We spent not one, but two mornings at Allenberg Bog in northwestern New York State. Nary a moment with nothing to do there, for the botany was extraordinary, and those Bog Copper butterflies captivated, and challenged.
Why did the Bog Coppers count as a challenge? They were beyond tiny, flew very closed to the ground, mostly from one Bog Cranberry blossom to another. As you worked to capture a killer of an image, you experienced that bog thing, that your feet were steadily sinking down into the bog. Sinking while you’re readying for a click negates countless captures over 2 sunny mornings. This was a single Bog Copper flight, and each time we sought another Bog Copper, it was always the same, slightly worn. I kept searching, but that very fresh butterfly never did show up.
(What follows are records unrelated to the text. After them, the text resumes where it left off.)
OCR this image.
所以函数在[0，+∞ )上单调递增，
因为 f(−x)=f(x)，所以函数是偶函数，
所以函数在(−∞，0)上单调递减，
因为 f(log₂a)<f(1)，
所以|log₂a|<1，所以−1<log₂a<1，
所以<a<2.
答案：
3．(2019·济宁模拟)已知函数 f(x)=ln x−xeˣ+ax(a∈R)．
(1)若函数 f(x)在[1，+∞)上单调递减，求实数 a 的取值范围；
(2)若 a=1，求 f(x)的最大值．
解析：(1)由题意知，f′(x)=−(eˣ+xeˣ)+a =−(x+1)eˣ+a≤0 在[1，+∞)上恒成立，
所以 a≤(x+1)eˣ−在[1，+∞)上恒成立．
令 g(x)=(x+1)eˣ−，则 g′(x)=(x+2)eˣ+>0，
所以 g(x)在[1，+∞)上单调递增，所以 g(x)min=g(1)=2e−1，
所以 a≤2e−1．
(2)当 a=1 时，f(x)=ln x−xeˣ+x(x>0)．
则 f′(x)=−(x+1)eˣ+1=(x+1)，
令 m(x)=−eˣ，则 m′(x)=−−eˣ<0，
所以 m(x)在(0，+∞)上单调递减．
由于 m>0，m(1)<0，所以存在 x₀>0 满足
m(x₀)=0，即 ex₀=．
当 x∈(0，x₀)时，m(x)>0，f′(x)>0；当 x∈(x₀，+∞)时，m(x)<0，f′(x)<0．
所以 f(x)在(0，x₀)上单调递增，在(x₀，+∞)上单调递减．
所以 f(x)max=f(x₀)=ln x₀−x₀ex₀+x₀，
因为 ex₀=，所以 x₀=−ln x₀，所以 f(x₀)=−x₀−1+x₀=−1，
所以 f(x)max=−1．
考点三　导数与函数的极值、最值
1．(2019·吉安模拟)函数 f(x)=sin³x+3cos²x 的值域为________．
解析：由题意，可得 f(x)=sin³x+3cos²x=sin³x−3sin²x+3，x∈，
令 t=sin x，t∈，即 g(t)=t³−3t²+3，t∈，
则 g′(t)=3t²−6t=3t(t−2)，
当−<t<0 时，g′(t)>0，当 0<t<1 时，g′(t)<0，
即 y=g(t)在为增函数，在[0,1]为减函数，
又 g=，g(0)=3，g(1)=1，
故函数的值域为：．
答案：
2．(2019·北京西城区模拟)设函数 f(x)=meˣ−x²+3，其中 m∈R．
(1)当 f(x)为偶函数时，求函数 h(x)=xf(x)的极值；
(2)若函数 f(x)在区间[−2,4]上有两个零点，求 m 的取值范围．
Some 100 feet from the bog’s open water, wildflowers stood, and these (swamp ?) milkweeds were seeing new butterflies every few minutes. I was pleased when this Great Spangled Fritillary flew in. He was fine looking, and I wanted to capture the sunlight reflecting off of his silver spots. In the field, real-time, the right moment, when he turns and the sunlight bounces off of those spots, pleases your eyes, alot!
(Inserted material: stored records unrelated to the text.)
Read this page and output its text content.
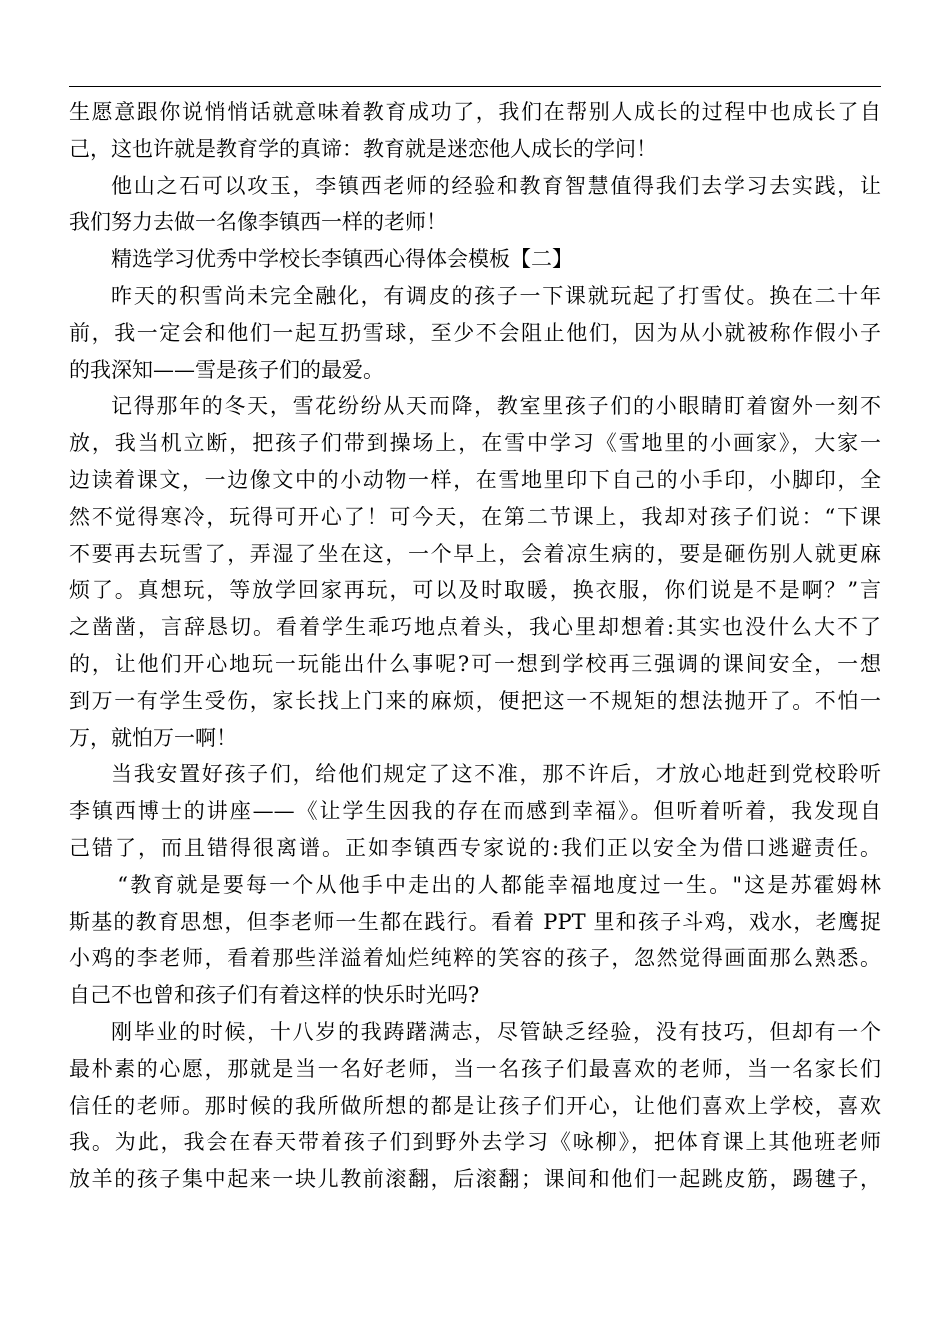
生愿意跟你说悄悄话就意味着教育成功了，我们在帮别人成长的过程中也成长了自
己，这也许就是教育学的真谛：教育就是迷恋他人成长的学问！
他山之石可以攻玉，李镇西老师的经验和教育智慧值得我们去学习去实践，让
我们努力去做一名像李镇西一样的老师！
精选学习优秀中学校长李镇西心得体会模板【二】
昨天的积雪尚未完全融化，有调皮的孩子一下课就玩起了打雪仗。换在二十年
前，我一定会和他们一起互扔雪球，至少不会阻止他们，因为从小就被称作假小子
的我深知——雪是孩子们的最爱。
记得那年的冬天，雪花纷纷从天而降，教室里孩子们的小眼睛盯着窗外一刻不
放，我当机立断，把孩子们带到操场上，在雪中学习《雪地里的小画家》，大家一
边读着课文，一边像文中的小动物一样，在雪地里印下自己的小手印，小脚印，全
然不觉得寒冷，玩得可开心了！可今天，在第二节课上，我却对孩子们说：“下课
不要再去玩雪了，弄湿了坐在这，一个早上，会着凉生病的，要是砸伤别人就更麻
烦了。真想玩，等放学回家再玩，可以及时取暖，换衣服，你们说是不是啊？”言
之凿凿，言辞恳切。看着学生乖巧地点着头，我心里却想着:其实也没什么大不了
的，让他们开心地玩一玩能出什么事呢?可一想到学校再三强调的课间安全，一想
到万一有学生受伤，家长找上门来的麻烦，便把这一不规矩的想法抛开了。不怕一
万，就怕万一啊！
当我安置好孩子们，给他们规定了这不准，那不许后，才放心地赶到党校聆听
李镇西博士的讲座——《让学生因我的存在而感到幸福》。但听着听着，我发现自
己错了，而且错得很离谱。正如李镇西专家说的:我们正以安全为借口逃避责任。
“教育就是要每一个从他手中走出的人都能幸福地度过一生。"这是苏霍姆林
斯基的教育思想，但李老师一生都在践行。看着 PPT 里和孩子斗鸡，戏水，老鹰捉
小鸡的李老师，看着那些洋溢着灿烂纯粹的笑容的孩子，忽然觉得画面那么熟悉。
自己不也曾和孩子们有着这样的快乐时光吗?
刚毕业的时候，十八岁的我踌躇满志，尽管缺乏经验，没有技巧，但却有一个
最朴素的心愿，那就是当一名好老师，当一名孩子们最喜欢的老师，当一名家长们
信任的老师。那时候的我所做所想的都是让孩子们开心，让他们喜欢上学校，喜欢
我。为此，我会在春天带着孩子们到野外去学习《咏柳》，把体育课上其他班老师
放羊的孩子集中起来一块儿教前滚翻，后滚翻；课间和他们一起跳皮筋，踢毽子，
I’m hoping to revisit a northeastern sphagnum moss bog this year, one like Allenberg, where you might, if G-d wants you to, see any of 5 or more different fritillaries. See, that excites me. I threw the latter out, hoping that you . . .
It happens. Barbara Ann and I mucked through nearly 3/4 of a miles of over grown trail, to once again explore the wonders of Allenberg Bog in western New York State. Ultra-humid, mosquito rich trail, over fallen trees, large puddles and much mud. It happens meaning? Meaning that the trail didn’t show any evidence of having been used for a very long time, and much of it simply could not be deciphered. This was just last month, June 2018.
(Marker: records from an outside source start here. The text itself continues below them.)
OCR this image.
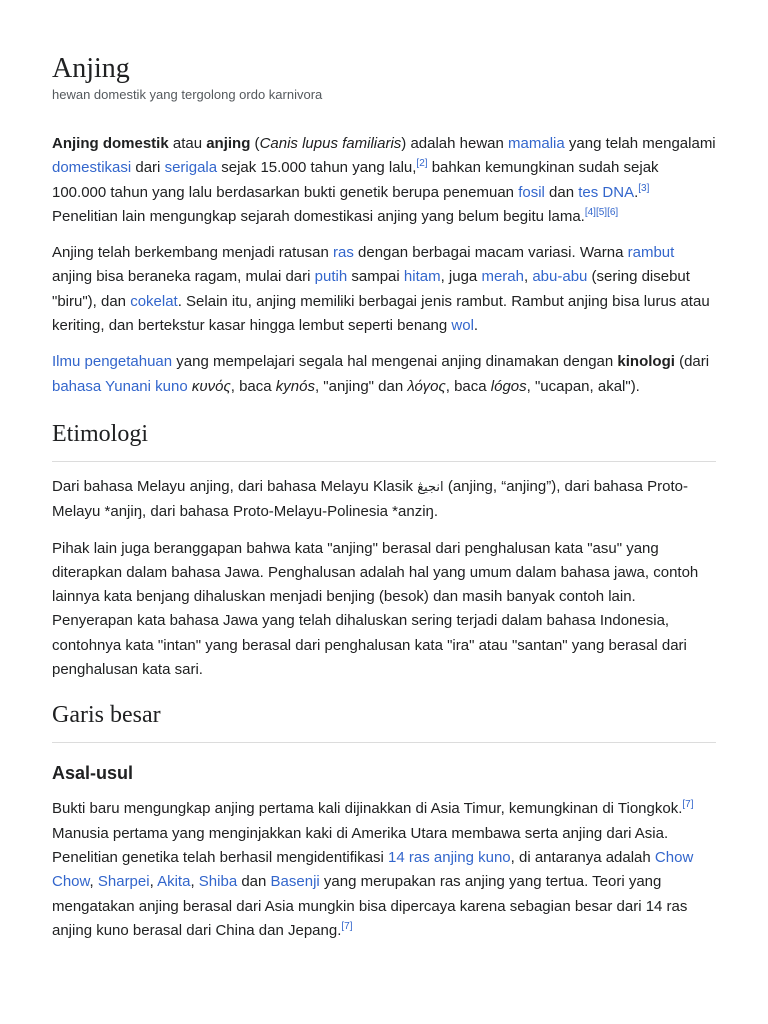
Anjing
hewan domestik yang tergolong ordo karnivora

Anjing domestik atau anjing (Canis lupus familiaris) adalah hewan mamalia yang telah mengalami domestikasi dari serigala sejak 15.000 tahun yang lalu,[2] bahkan kemungkinan sudah sejak 100.000 tahun yang lalu berdasarkan bukti genetik berupa penemuan fosil dan tes DNA.[3] Penelitian lain mengungkap sejarah domestikasi anjing yang belum begitu lama.[4][5][6]

Anjing telah berkembang menjadi ratusan ras dengan berbagai macam variasi. Warna rambut anjing bisa beraneka ragam, mulai dari putih sampai hitam, juga merah, abu-abu (sering disebut "biru"), dan cokelat. Selain itu, anjing memiliki berbagai jenis rambut. Rambut anjing bisa lurus atau keriting, dan bertekstur kasar hingga lembut seperti benang wol.

Ilmu pengetahuan yang mempelajari segala hal mengenai anjing dinamakan dengan kinologi (dari bahasa Yunani kuno κυνός, baca kynós, "anjing" dan λόγος, baca lógos, "ucapan, akal").

Etimologi

Dari bahasa Melayu anjing, dari bahasa Melayu Klasik انجيڠ (anjing, “anjing”), dari bahasa Proto-Melayu *anjiŋ, dari bahasa Proto-Melayu-Polinesia *anziŋ.

Pihak lain juga beranggapan bahwa kata "anjing" berasal dari penghalusan kata "asu" yang diterapkan dalam bahasa Jawa. Penghalusan adalah hal yang umum dalam bahasa jawa, contoh lainnya kata benjang dihaluskan menjadi benjing (besok) dan masih banyak contoh lain. Penyerapan kata bahasa Jawa yang telah dihaluskan sering terjadi dalam bahasa Indonesia, contohnya kata "intan" yang berasal dari penghalusan kata "ira" atau "santan" yang berasal dari penghalusan kata sari.

Garis besar
Asal-usul

Bukti baru mengungkap anjing pertama kali dijinakkan di Asia Timur, kemungkinan di Tiongkok.[7] Manusia pertama yang menginjakkan kaki di Amerika Utara membawa serta anjing dari Asia. Penelitian genetika telah berhasil mengidentifikasi 14 ras anjing kuno, di antaranya adalah Chow Chow, Sharpei, Akita, Shiba dan Basenji yang merupakan ras anjing yang tertua. Teori yang mengatakan anjing berasal dari Asia mungkin bisa dipercaya karena sebagian besar dari 14 ras anjing kuno berasal dari China dan Jepang.[7]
Had flown in to Pittsburgh with 2 objectives, see my family, and especially see my grandson, and to also revisit Allenberg Bog. This is an ancient sphagnum moss bog, rich with pitcher plants, sun dew and cranberries. Those cranberries host Big Copper Butterflies. Last years photos of those Bog Coppers were OK, but the butterflies were all of a single flight, all slightly worn. On this 2nd go-around, I was hoping to see a fresh batch of Bog Coppers. Then, I’d triumphantly share with you my newest, OMG! images . . . . Nope, didn’t happen. Barbara Ann tried so hard to get us there, but it was a labyrinth, and we ended the morning exhausted and a tiny bit discouraged.
Perk up though, for here I share a tiny orchid that Allenberg Bog dished up for us last year. So delicate, so fascinating and so beautiful. Beauty and grace, resplendent amidst all of the hazards that this acid bog surely delivers, day and night. Amazing, No?
Yes, She told me its name, and yes I can’t recall it. Barbara? Angela? Debra? Jim Fowler?